Der feine Unterschied zeigt sich an den Gebühren: Nach Angaben des Branchendiensts kmi kostete die Prüfung bis zum 1. Juni etwa 2000 Euro. Nach dem neuen Regelwerk dürften es rund 6000 bis 7000 Euro werden, weil bei der Bafin ein Stab von Beamten prüft. Ferner müssen Initiatoren früher mit einem Reporting Rechenschaft ablegen. Die höheren Prospektkosten geben Anbieter an die Anleger weiter. „Das gibt es nicht zum Nulltarif. Im Endeffekt schmälert das die zu erwartende Rendite“, erklärt Porr. „Wir stehen der Regulierung positiv gegenüber. Sie ist eine Chance für den Geschlossenen Fonds, auf Augenhöhe mit anderen Finanzprodukten zu stehen und das Image des grauen Kapitalmarkts abzulegen“, sagt Florian Maack, Geschäftsführer der Nordcapital-Gruppe.

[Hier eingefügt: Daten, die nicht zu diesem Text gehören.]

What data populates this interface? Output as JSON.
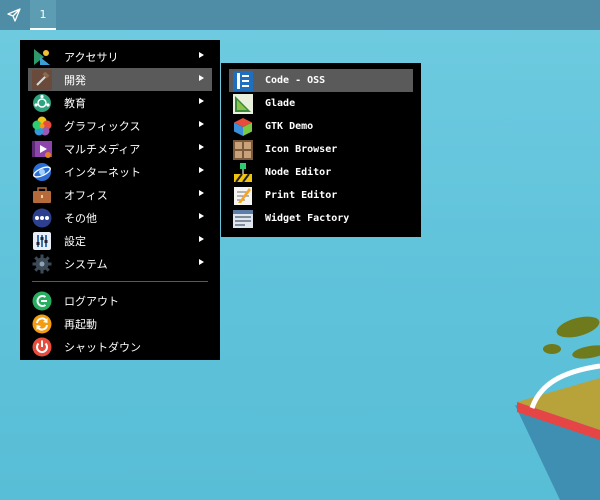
{
  "taskbar": {
    "launcher_icon": "send-icon",
    "workspace_label": "1"
  },
  "main_menu": {
    "items": [
      {
        "label": "アクセサリ",
        "icon": "accessories-icon",
        "submenu": true
      },
      {
        "label": "開発",
        "icon": "development-icon",
        "submenu": true,
        "active": true
      },
      {
        "label": "教育",
        "icon": "education-icon",
        "submenu": true
      },
      {
        "label": "グラフィックス",
        "icon": "graphics-icon",
        "submenu": true
      },
      {
        "label": "マルチメディア",
        "icon": "multimedia-icon",
        "submenu": true
      },
      {
        "label": "インターネット",
        "icon": "internet-icon",
        "submenu": true
      },
      {
        "label": "オフィス",
        "icon": "office-icon",
        "submenu": true
      },
      {
        "label": "その他",
        "icon": "other-icon",
        "submenu": true
      },
      {
        "label": "設定",
        "icon": "settings-icon",
        "submenu": true
      },
      {
        "label": "システム",
        "icon": "system-icon",
        "submenu": true
      }
    ],
    "session_items": [
      {
        "label": "ログアウト",
        "icon": "logout-icon"
      },
      {
        "label": "再起動",
        "icon": "reboot-icon"
      },
      {
        "label": "シャットダウン",
        "icon": "shutdown-icon"
      }
    ]
  },
  "sub_menu": {
    "items": [
      {
        "label": "Code - OSS",
        "icon": "code-oss-icon",
        "active": true
      },
      {
        "label": "Glade",
        "icon": "glade-icon"
      },
      {
        "label": "GTK Demo",
        "icon": "gtk-demo-icon"
      },
      {
        "label": "Icon Browser",
        "icon": "icon-browser-icon"
      },
      {
        "label": "Node Editor",
        "icon": "node-editor-icon"
      },
      {
        "label": "Print Editor",
        "icon": "print-editor-icon"
      },
      {
        "label": "Widget Factory",
        "icon": "widget-factory-icon"
      }
    ]
  },
  "colors": {
    "desktop": "#5ec2da",
    "taskbar": "#4e8da5",
    "menu_bg": "#000000",
    "highlight": "#5a5a5a"
  }
}
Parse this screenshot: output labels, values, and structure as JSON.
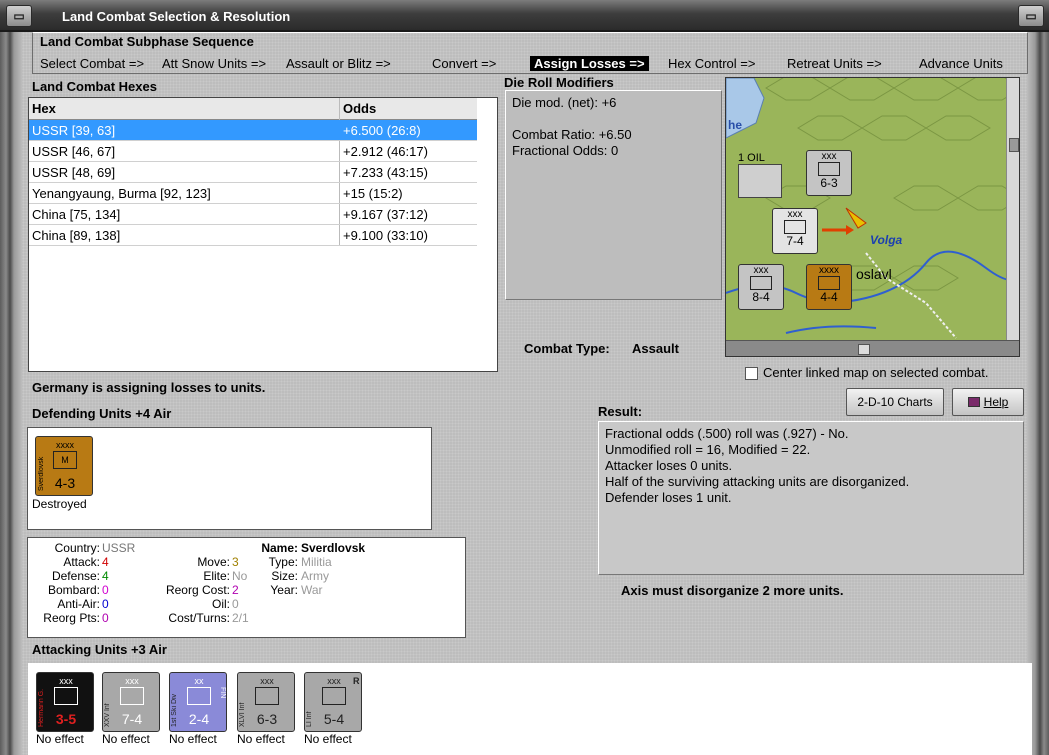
{
  "window": {
    "title": "Land Combat Selection & Resolution"
  },
  "sequence": {
    "title": "Land Combat Subphase Sequence",
    "steps": [
      {
        "label": "Select Combat =>",
        "active": false
      },
      {
        "label": "Att Snow Units =>",
        "active": false
      },
      {
        "label": "Assault or Blitz =>",
        "active": false
      },
      {
        "label": "Convert =>",
        "active": false
      },
      {
        "label": "Assign Losses =>",
        "active": true
      },
      {
        "label": "Hex Control =>",
        "active": false
      },
      {
        "label": "Retreat Units =>",
        "active": false
      },
      {
        "label": "Advance Units",
        "active": false
      }
    ]
  },
  "hexes": {
    "title": "Land Combat Hexes",
    "columns": [
      "Hex",
      "Odds"
    ],
    "rows": [
      {
        "hex": "USSR [39, 63]",
        "odds": "+6.500 (26:8)",
        "selected": true
      },
      {
        "hex": "USSR [46, 67]",
        "odds": "+2.912 (46:17)",
        "selected": false
      },
      {
        "hex": "USSR [48, 69]",
        "odds": "+7.233 (43:15)",
        "selected": false
      },
      {
        "hex": "Yenangyaung, Burma [92, 123]",
        "odds": "+15 (15:2)",
        "selected": false
      },
      {
        "hex": "China [75, 134]",
        "odds": "+9.167 (37:12)",
        "selected": false
      },
      {
        "hex": "China [89, 138]",
        "odds": "+9.100 (33:10)",
        "selected": false
      }
    ]
  },
  "modifiers": {
    "title": "Die Roll Modifiers",
    "lines": [
      "Die mod. (net): +6",
      "Combat Ratio: +6.50",
      "Fractional Odds: 0"
    ]
  },
  "map": {
    "labels": {
      "he": "he",
      "oil": "1 OIL",
      "volga": "Volga",
      "city": "oslavl"
    },
    "counters": [
      {
        "size": "xxx",
        "value": "6-3",
        "id": "2"
      },
      {
        "size": "xxx",
        "value": "7-4",
        "id": "3"
      },
      {
        "size": "xxx",
        "value": "8-4",
        "id": "4"
      },
      {
        "size": "xxxx",
        "value": "4-4",
        "id": "4"
      }
    ],
    "center_checkbox": {
      "label": "Center linked map on selected combat.",
      "checked": false
    }
  },
  "combat_type": {
    "label": "Combat Type:",
    "value": "Assault"
  },
  "status_message": "Germany is assigning losses to units.",
  "defending": {
    "title": "Defending Units +4 Air",
    "units": [
      {
        "name": "Sverdlovsk",
        "size": "xxxx",
        "type": "M",
        "value": "4-3",
        "color": "#b87a14",
        "status": "Destroyed"
      }
    ]
  },
  "unit_details": {
    "country": {
      "label": "Country:",
      "value": "USSR"
    },
    "attack": {
      "label": "Attack:",
      "value": "4"
    },
    "defense": {
      "label": "Defense:",
      "value": "4"
    },
    "bombard": {
      "label": "Bombard:",
      "value": "0"
    },
    "anti_air": {
      "label": "Anti-Air:",
      "value": "0"
    },
    "reorg_pts": {
      "label": "Reorg Pts:",
      "value": "0"
    },
    "move": {
      "label": "Move:",
      "value": "3"
    },
    "elite": {
      "label": "Elite:",
      "value": "No"
    },
    "reorg_cost": {
      "label": "Reorg Cost:",
      "value": "2"
    },
    "oil": {
      "label": "Oil:",
      "value": "0"
    },
    "cost_turns": {
      "label": "Cost/Turns:",
      "value": "2/1"
    },
    "name": {
      "label": "Name:",
      "value": "Sverdlovsk"
    },
    "type": {
      "label": "Type:",
      "value": "Militia"
    },
    "size": {
      "label": "Size:",
      "value": "Army"
    },
    "year": {
      "label": "Year:",
      "value": "War"
    }
  },
  "result": {
    "title": "Result:",
    "lines": [
      "Fractional odds (.500) roll was (.927)  - No.",
      "Unmodified roll = 16, Modified = 22.",
      "Attacker loses 0 units.",
      "Half of the surviving attacking units are disorganized.",
      "Defender loses 1 unit."
    ],
    "note": "Axis must disorganize 2 more units."
  },
  "buttons": {
    "charts": "2-D-10 Charts",
    "help": "Help"
  },
  "attacking": {
    "title": "Attacking Units +3 Air",
    "units": [
      {
        "name": "Hermann G.",
        "size": "xxx",
        "value": "3-5",
        "color": "#111111",
        "status": "No effect"
      },
      {
        "name": "XXV Inf",
        "size": "xxx",
        "value": "7-4",
        "color": "#a8a8a8",
        "status": "No effect"
      },
      {
        "name": "1st Ski Div",
        "size": "xx",
        "value": "2-4",
        "color": "#8a8ad8",
        "status": "No effect",
        "tag": "FIN"
      },
      {
        "name": "XLVI Inf",
        "size": "xxx",
        "value": "6-3",
        "color": "#a8a8a8",
        "status": "No effect"
      },
      {
        "name": "LI Inf",
        "size": "xxx",
        "value": "5-4",
        "color": "#a8a8a8",
        "status": "No effect",
        "tag": "R"
      }
    ]
  }
}
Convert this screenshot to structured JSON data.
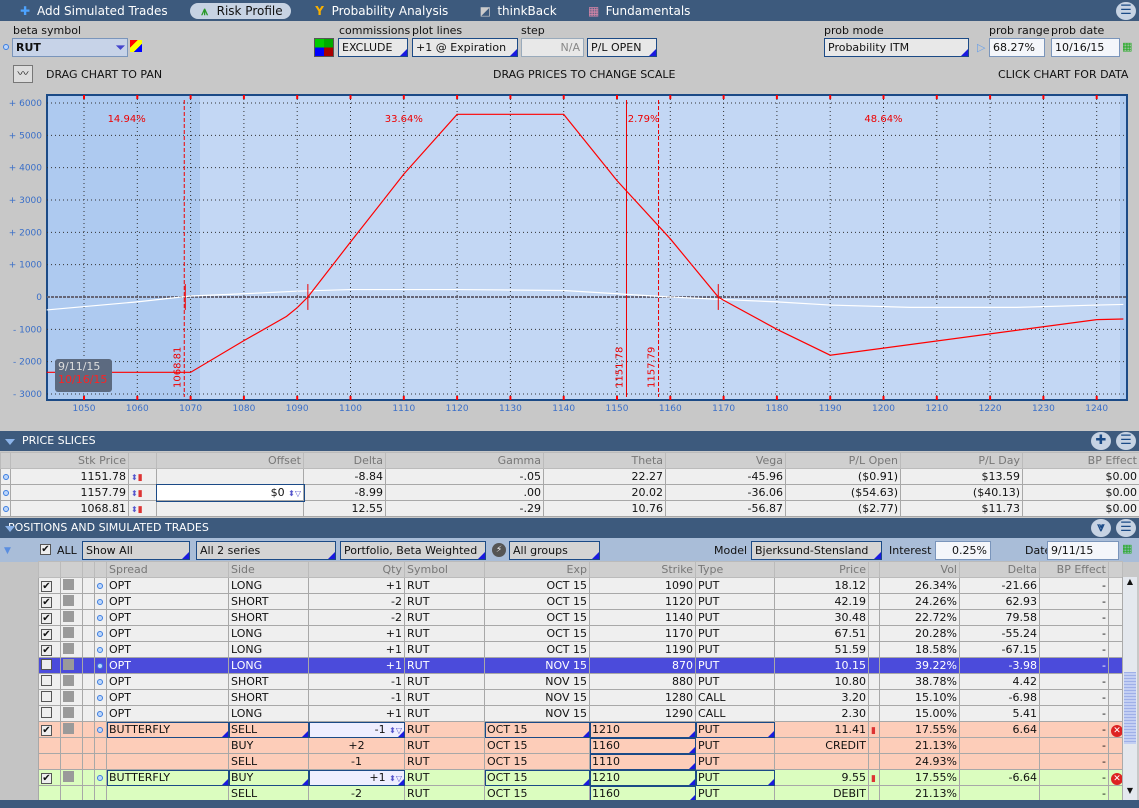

Raus aus der Schmuddelecke
Recht hat er. Denn die Regulierung ist für die Branche eine Lizenz zur Läuterung, eine Reinigung, um gleichberechtigt neben Investmentfonds und Zertifikaten im „weißen Kapitalmarkt“ anzukommen. Erst seit der Bund die Steuervorteile gekappt hat, vollzieht sich — in Etappen — der Wandel. Seit 2005 rechnen sich die Fondsanteile nicht mehr wegen des Steuereffekts, sondern aufgrund der Wirtschaftlichkeit. In puncto Kosten- und Risikoaufklärung sind Geschlossene Fonds transparenter als Baubeschreibungen. Dabei war es Vater Staat, der seit den 70er-Jahren dank steuerlicher Anreize jeweils zum Jahresende Milliarden Mark, später Euro in Steuerstundungsmodelle lenkte, ohne dabei für Ordnung zu sorgen. Ausgerechnet der Gesetzgeber schuf eine Art Wildwestzustand, der bis heute windige Glücksritter anlockt. Wer in diesen kaum regulierten „grauen Kapitalmarkt“ investierte, konnte mächtig danebenliegen oder sich sogar ruinieren. Nur langsam setzten Anlegerschützer wie das Deutsche Finanzdienstleistungs-Informationszentrum (DFI) in den 90er-Jahren Selbstregulierungsstandards, indem sie von Initiatoren eine Art Leistungsbilanz anforderten. Auch die Prospekte wurden umfangreicher. Doch manche Anbieter verharmlosten Risiken, verheimlichten Provisionen und verkündeten die wildesten Prognosen. Floppte eine Beteiligung, stand die Branche in der Schmuddelecke. „Die wohl schlechteste Geldanlage der Welt“, urteilte die „Wirtschaftswoche“. Hofiert wurden die Beteiligungen dagegen von Banken, die mit Krediten und dem Vertrieb der Fonds bis zum Platzen der US-Immobilienblase kräftig Reibach machten.